S’adapter, c’est donc survivre. Ainsi qu’on le souligne également à l’Unat (*) : “Les colos permettent aux enfants de sortir de leur quotidien et d’aller à la rencontre de nouveaux camarades provenant de différentes régions et milieux sociaux, de se découvrir de nouvelles passions en choisissant parmi un panel d’activités inépuisable. Les colos l’ont bien compris, les jeunes ne cessent d’évoluer. Ils ont aujourd’hui besoin d’indépendance et d’aventure (…) Ils laissent derrière eux les contraintes de leur rythme journalier, et se détachent de l’omniprésence du numérique, pour recréer du lien social. Ils ont le choix entre des activités nouvelles innovantes et créatives (…) Les colos proposent tous les formats possibles sur des territoires aussi divers que variés. Les hébergements accueillant les enfants évoluent aussi avec leur temps, et répondent aux envies les plus diverses…”

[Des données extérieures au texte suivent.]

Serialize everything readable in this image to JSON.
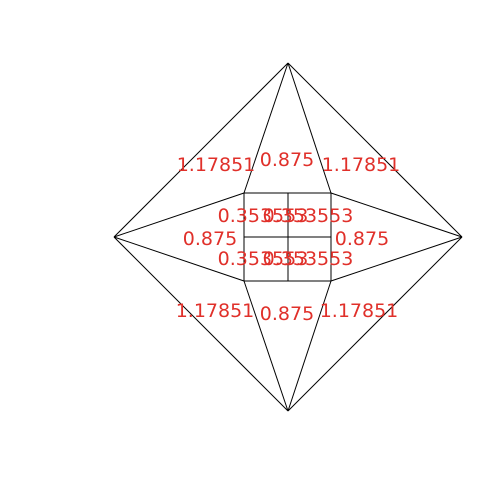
{
  "colors": {
    "background": "#ffffff",
    "edges": "#000000",
    "labels": "#e0302a"
  },
  "labels": {
    "outer_upper_left": "1.17851",
    "outer_upper_right": "1.17851",
    "outer_lower_left": "1.17851",
    "outer_lower_right": "1.17851",
    "top_kite": "0.875",
    "bottom_kite": "0.875",
    "left_kite": "0.875",
    "right_kite": "0.875",
    "center_upper_left": "0.353553",
    "center_upper_right": "0.353553",
    "center_lower_left": "0.353553",
    "center_lower_right": "0.353553"
  }
}
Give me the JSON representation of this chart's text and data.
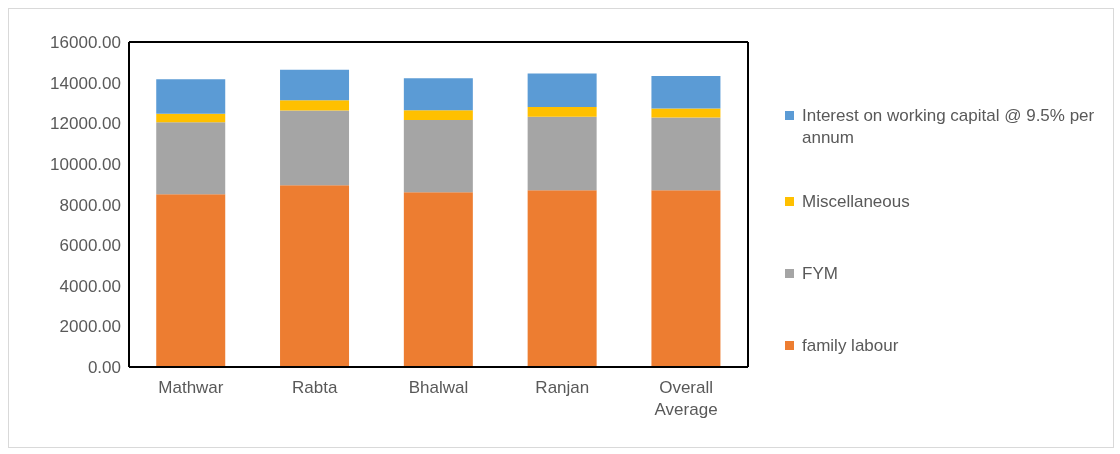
{
  "chart_data": {
    "type": "bar",
    "stacked": true,
    "categories": [
      "Mathwar",
      "Rabta",
      "Bhalwal",
      "Ranjan",
      "Overall Average"
    ],
    "series": [
      {
        "name": "family labour",
        "color": "#ed7d31",
        "values": [
          8500,
          8950,
          8600,
          8700,
          8700
        ]
      },
      {
        "name": "FYM",
        "color": "#a5a5a5",
        "values": [
          3550,
          3680,
          3560,
          3620,
          3580
        ]
      },
      {
        "name": "Miscellaneous",
        "color": "#ffc000",
        "values": [
          420,
          500,
          480,
          480,
          450
        ]
      },
      {
        "name": "Interest on working capital @ 9.5% per annum",
        "color": "#5b9bd5",
        "values": [
          1700,
          1500,
          1570,
          1650,
          1600
        ]
      }
    ],
    "ylim": [
      0,
      16000
    ],
    "yticks": [
      {
        "value": 0,
        "label": "0.00"
      },
      {
        "value": 2000,
        "label": "2000.00"
      },
      {
        "value": 4000,
        "label": "4000.00"
      },
      {
        "value": 6000,
        "label": "6000.00"
      },
      {
        "value": 8000,
        "label": "8000.00"
      },
      {
        "value": 10000,
        "label": "10000.00"
      },
      {
        "value": 12000,
        "label": "12000.00"
      },
      {
        "value": 14000,
        "label": "14000.00"
      },
      {
        "value": 16000,
        "label": "16000.00"
      }
    ],
    "grid": false,
    "legend": "right"
  }
}
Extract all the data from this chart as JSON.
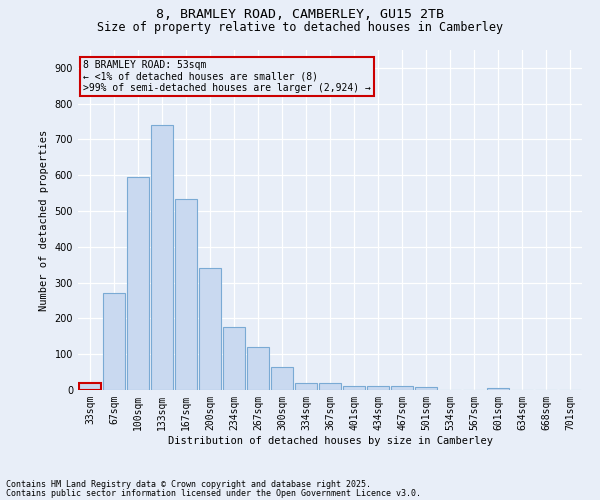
{
  "title_line1": "8, BRAMLEY ROAD, CAMBERLEY, GU15 2TB",
  "title_line2": "Size of property relative to detached houses in Camberley",
  "xlabel": "Distribution of detached houses by size in Camberley",
  "ylabel": "Number of detached properties",
  "categories": [
    "33sqm",
    "67sqm",
    "100sqm",
    "133sqm",
    "167sqm",
    "200sqm",
    "234sqm",
    "267sqm",
    "300sqm",
    "334sqm",
    "367sqm",
    "401sqm",
    "434sqm",
    "467sqm",
    "501sqm",
    "534sqm",
    "567sqm",
    "601sqm",
    "634sqm",
    "668sqm",
    "701sqm"
  ],
  "values": [
    20,
    270,
    595,
    740,
    535,
    340,
    175,
    120,
    65,
    20,
    20,
    10,
    12,
    10,
    7,
    0,
    0,
    5,
    0,
    0,
    0
  ],
  "bar_color": "#c9d9f0",
  "bar_edge_color": "#7aaad4",
  "highlight_bar_index": 0,
  "highlight_edge_color": "#cc0000",
  "annotation_text": "8 BRAMLEY ROAD: 53sqm\n← <1% of detached houses are smaller (8)\n>99% of semi-detached houses are larger (2,924) →",
  "annotation_box_edge": "#cc0000",
  "ylim": [
    0,
    950
  ],
  "yticks": [
    0,
    100,
    200,
    300,
    400,
    500,
    600,
    700,
    800,
    900
  ],
  "bg_color": "#e8eef8",
  "footer_line1": "Contains HM Land Registry data © Crown copyright and database right 2025.",
  "footer_line2": "Contains public sector information licensed under the Open Government Licence v3.0.",
  "grid_color": "#ffffff",
  "title_fontsize": 9.5,
  "subtitle_fontsize": 8.5,
  "axis_label_fontsize": 7.5,
  "tick_fontsize": 7,
  "annotation_fontsize": 7,
  "footer_fontsize": 6
}
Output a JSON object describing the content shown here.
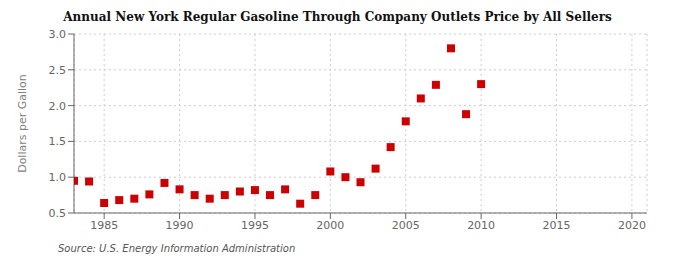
{
  "chart_data": {
    "type": "scatter",
    "title": "Annual New York Regular Gasoline Through Company Outlets Price by All Sellers",
    "y_label": "Dollars per Gallon",
    "annotation": "Source: U.S. Energy Information Administration",
    "x": [
      1983,
      1984,
      1985,
      1986,
      1987,
      1988,
      1989,
      1990,
      1991,
      1992,
      1993,
      1994,
      1995,
      1996,
      1997,
      1998,
      1999,
      2000,
      2001,
      2002,
      2003,
      2004,
      2005,
      2006,
      2007,
      2008,
      2009,
      2010
    ],
    "values": [
      0.95,
      0.94,
      0.64,
      0.68,
      0.7,
      0.76,
      0.92,
      0.83,
      0.75,
      0.7,
      0.75,
      0.8,
      0.82,
      0.75,
      0.83,
      0.63,
      0.75,
      1.08,
      1.0,
      0.93,
      1.12,
      1.42,
      1.78,
      2.1,
      2.29,
      2.8,
      1.88,
      2.3
    ],
    "color": "#cc0000",
    "marker": "square",
    "xlim": [
      1983,
      2021
    ],
    "ylim": [
      0.5,
      3.0
    ],
    "xticks": [
      1985,
      1990,
      1995,
      2000,
      2005,
      2010,
      2015,
      2020
    ],
    "yticks": [
      0.5,
      {
        "value": 1.0,
        "label": "1.0"
      },
      1.5,
      {
        "value": 2.0,
        "label": "2.0"
      },
      2.5,
      {
        "value": 3.0,
        "label": "3.0"
      }
    ],
    "grid": true
  }
}
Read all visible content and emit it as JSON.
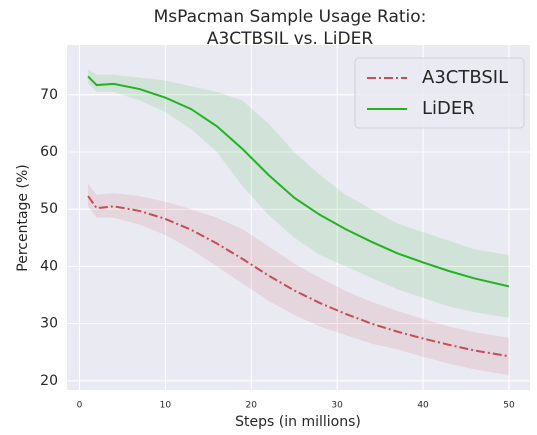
{
  "chart_data": {
    "type": "line",
    "title": [
      "MsPacman Sample Usage Ratio:",
      "A3CTBSIL vs. LiDER"
    ],
    "xlabel": "Steps (in millions)",
    "ylabel": "Percentage (%)",
    "x": [
      1,
      2,
      4,
      7,
      10,
      13,
      16,
      19,
      22,
      25,
      28,
      31,
      34,
      37,
      40,
      43,
      46,
      50
    ],
    "series": [
      {
        "name": "A3CTBSIL",
        "color": "#c44e52",
        "dash": "dashdot",
        "values": [
          52.3,
          50.2,
          50.5,
          49.7,
          48.3,
          46.4,
          44.0,
          41.3,
          38.4,
          35.8,
          33.6,
          31.7,
          30.0,
          28.6,
          27.4,
          26.3,
          25.3,
          24.3
        ],
        "upper": [
          54.5,
          52.5,
          52.8,
          52.3,
          51.3,
          50,
          48.5,
          46.5,
          43.5,
          40.5,
          38,
          35.7,
          33.8,
          32.2,
          30.8,
          29.5,
          28.5,
          27.5
        ],
        "lower": [
          50.5,
          48.5,
          48.5,
          47.3,
          45.5,
          43,
          40,
          37,
          34,
          31.5,
          29.5,
          28,
          26.5,
          25.5,
          24.2,
          23,
          22,
          21
        ]
      },
      {
        "name": "LiDER",
        "color": "#22b222",
        "dash": "solid",
        "values": [
          73.2,
          71.7,
          71.9,
          71.0,
          69.5,
          67.5,
          64.5,
          60.5,
          56,
          52,
          49,
          46.5,
          44.3,
          42.3,
          40.7,
          39.2,
          37.9,
          36.5
        ],
        "upper": [
          74.5,
          73.5,
          73.5,
          73,
          72.5,
          71.5,
          70.5,
          69,
          65,
          60,
          56,
          52.5,
          50,
          47.5,
          46,
          44.5,
          43,
          42
        ],
        "lower": [
          72,
          70.5,
          70.5,
          69,
          67,
          64,
          60,
          54,
          49,
          45,
          42,
          40,
          38,
          36,
          34.5,
          33,
          32,
          31
        ]
      }
    ],
    "xlim": [
      -1.45,
      52.45
    ],
    "xticks": [
      0,
      10,
      20,
      30,
      40,
      50
    ],
    "ylim": [
      18.4,
      78.7
    ],
    "yticks": [
      20,
      30,
      40,
      50,
      60,
      70
    ],
    "grid": true,
    "legend": "upper right"
  }
}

Vers un “plan colo” à l’automne ?

Point positif : neuf jeunes sur dix qui ont fréquenté une colonie de vacances ont envie d’y retourner. Le gouvernement s’est également inquité du sujet. La députée LaREM Pascale Fontenet-Personne a été chargée d’une “mission tourisme” qui devrait  rendre ses conclusions en septembre et déboucher dès l’automne sur un “plan colo“…

Philippe MOURET

Quelques exemples : Avec les PEP des Colonies de vacances agréées CAF en OccitenieLozère évasion propose de nombreux séjours à thème… Colonies de vacances avec l’UFCVUnion française des centres de vacances et de loisirs. Des séjours aussi dans le Tarn avec Vacances-tarnaises.fr.
(*) En 1996 l’UNAT Midi-Pyrénées, avec le soutien de la Région Midi-Pyrénées, lançait l’Opération “1ers Départs en Vacances”, avec pour objectif de faire partir en vacances pour la première fois, des jeunes âgés de 6 à 17 ans issus de milieux modestes. L’année 2017 a été particulière puisqu’elle a été marquée par l’extension du dispositif à l’ensemble de la région Occitanie. Depuis 1996, plus de 43 000 enfants ruraux et urbains habitant la région Occitanie, ont pu bénéficier d’un premier départ en vacances. En savoir plus…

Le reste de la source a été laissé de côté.